In some way they were like--well, to say "adventure stories" is, too little, it's too little a description--but they had everything. Would they make it? Could they stand it? When they tried to escape, and how did they do it, and would someone find out and they would be caught, and how did they get the perseverance to keep trying again? It was wonderful. It was so satisfying. The horror in it was awful, but it was satisfying to--to see in print something that confirmed the experience that was daily denied by the world around me. Not the Black world, but about-- "Slavery was a long time ago. It wasn't so bad. Plus, it's over now. This shouldn't matter to you."
Well, it all did matter. And it was terrible, And it has everything to do with what is going, what was going on then-- this was late 60s, early 70s--it has everything to do with the inequities that persist today.

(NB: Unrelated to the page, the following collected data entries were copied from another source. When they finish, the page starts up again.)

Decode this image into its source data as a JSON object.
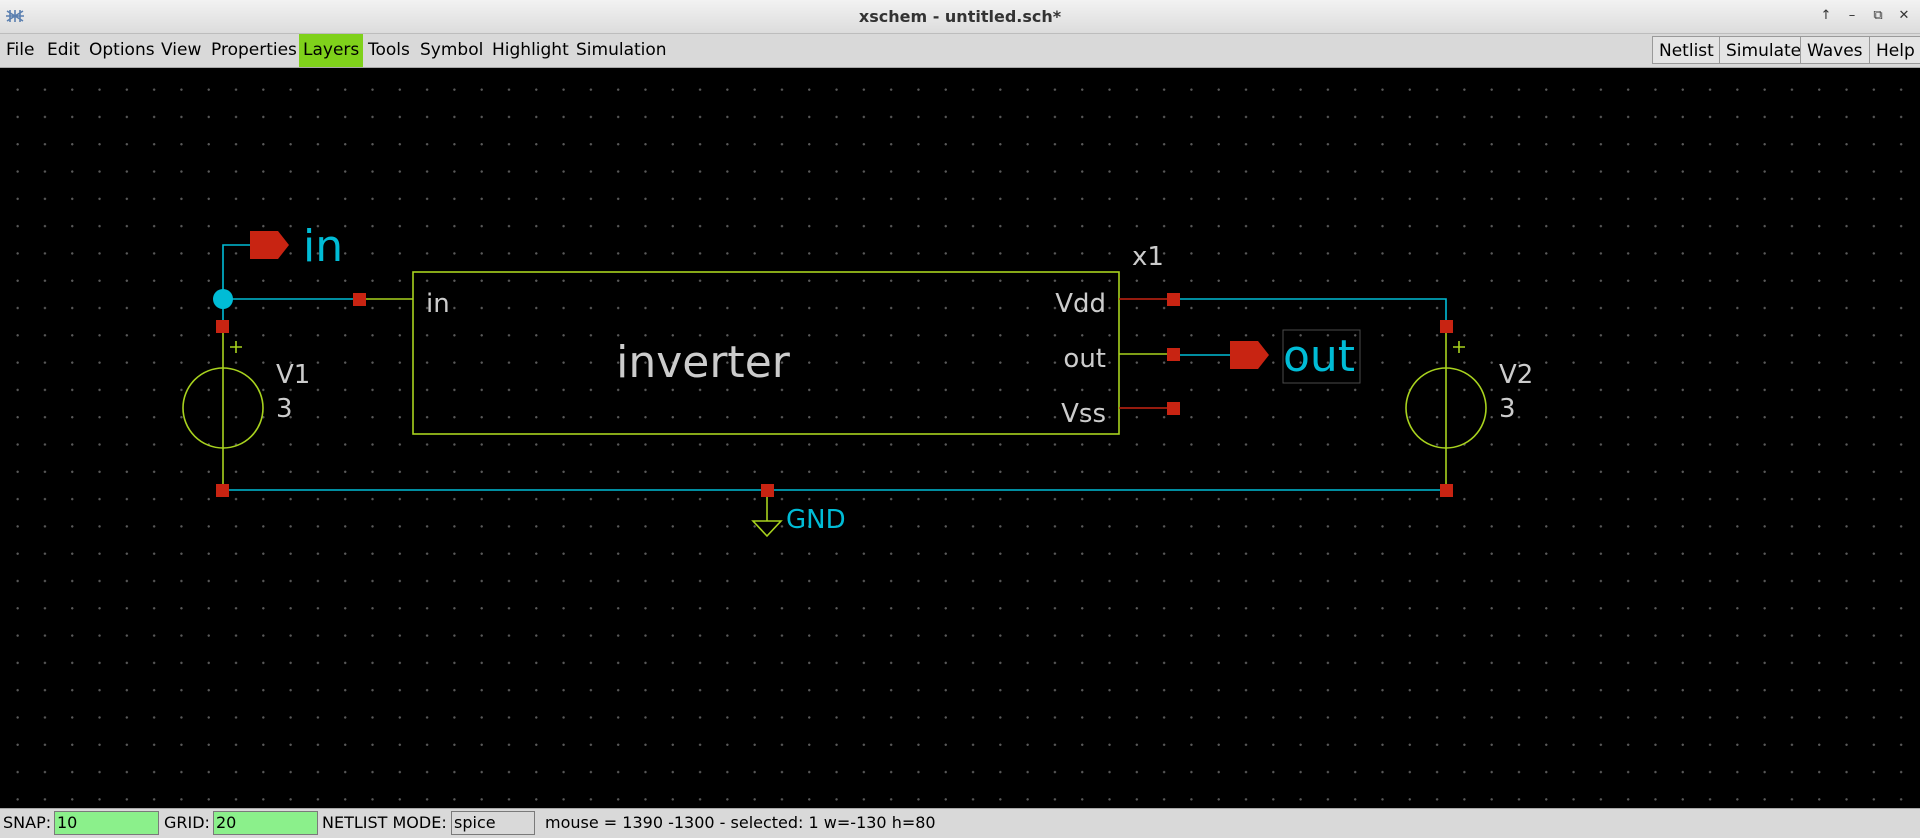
{
  "window": {
    "title": "xschem - untitled.sch*",
    "controls": [
      "up-arrow-icon",
      "minimize-icon",
      "restore-icon",
      "close-icon"
    ]
  },
  "menubar": {
    "items": [
      {
        "label": "File"
      },
      {
        "label": "Edit"
      },
      {
        "label": "Options"
      },
      {
        "label": "View"
      },
      {
        "label": "Properties"
      },
      {
        "label": "Layers",
        "active": true
      },
      {
        "label": "Tools"
      },
      {
        "label": "Symbol"
      },
      {
        "label": "Highlight"
      },
      {
        "label": "Simulation"
      }
    ],
    "right_buttons": [
      {
        "label": "Netlist"
      },
      {
        "label": "Simulate"
      },
      {
        "label": "Waves"
      },
      {
        "label": "Help"
      }
    ]
  },
  "schematic": {
    "instance_name": "x1",
    "symbol_name": "inverter",
    "pins": {
      "in": "in",
      "vdd": "Vdd",
      "out": "out",
      "vss": "Vss"
    },
    "input_label": "in",
    "output_label": "out",
    "gnd_label": "GND",
    "sources": [
      {
        "name": "V1",
        "value": "3"
      },
      {
        "name": "V2",
        "value": "3"
      }
    ],
    "colors": {
      "wire": "#00bcd6",
      "symbol": "#a8d21e",
      "pin": "#c82412",
      "text": "#cccccc",
      "net_label": "#00bcd6"
    }
  },
  "statusbar": {
    "snap_label": "SNAP:",
    "snap_value": "10",
    "grid_label": "GRID:",
    "grid_value": "20",
    "netlist_label": "NETLIST MODE:",
    "netlist_value": "spice",
    "info": "mouse = 1390 -1300 - selected: 1 w=-130 h=80"
  }
}
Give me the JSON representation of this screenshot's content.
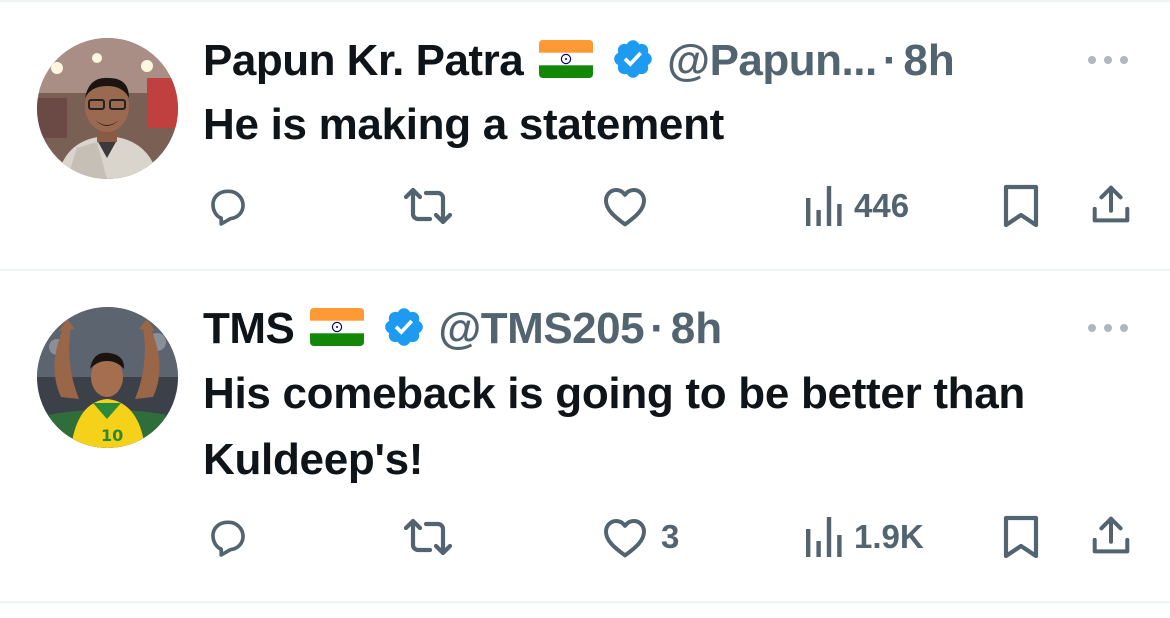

And the fact, I think, the fact that politically we do not deal with, either slavery or the disappointments of the Reconstruction period--"disappointments," that's a weak word for what happened, about Reconstruction--I think that that, in that denial and that refusal to come to grips to that, is really, in that denial are the roots of the difficulties that persist today, racially.
So that's my opinion, and that's what that reading, meant to me. And it has continued to interest me. I come back to it may seem odd to make an assignment like that in, a Black dance history class, where we're talking about, dancing and we're talking about culture. But I find that many of my students have never read a slave narrative, don't know they exist, don't know that this record, in the voices of the people who lived it, from so long ago, that's there. That exists. Anybody could go get one. Anybody could read that.
So, yes, I was shocked. Its hard to describe how a shocking, awful thing can be satisfying. But it's satisfying because it is a truth, that, that explains things to you. Makes life make sense, even if it makes a terrible sense.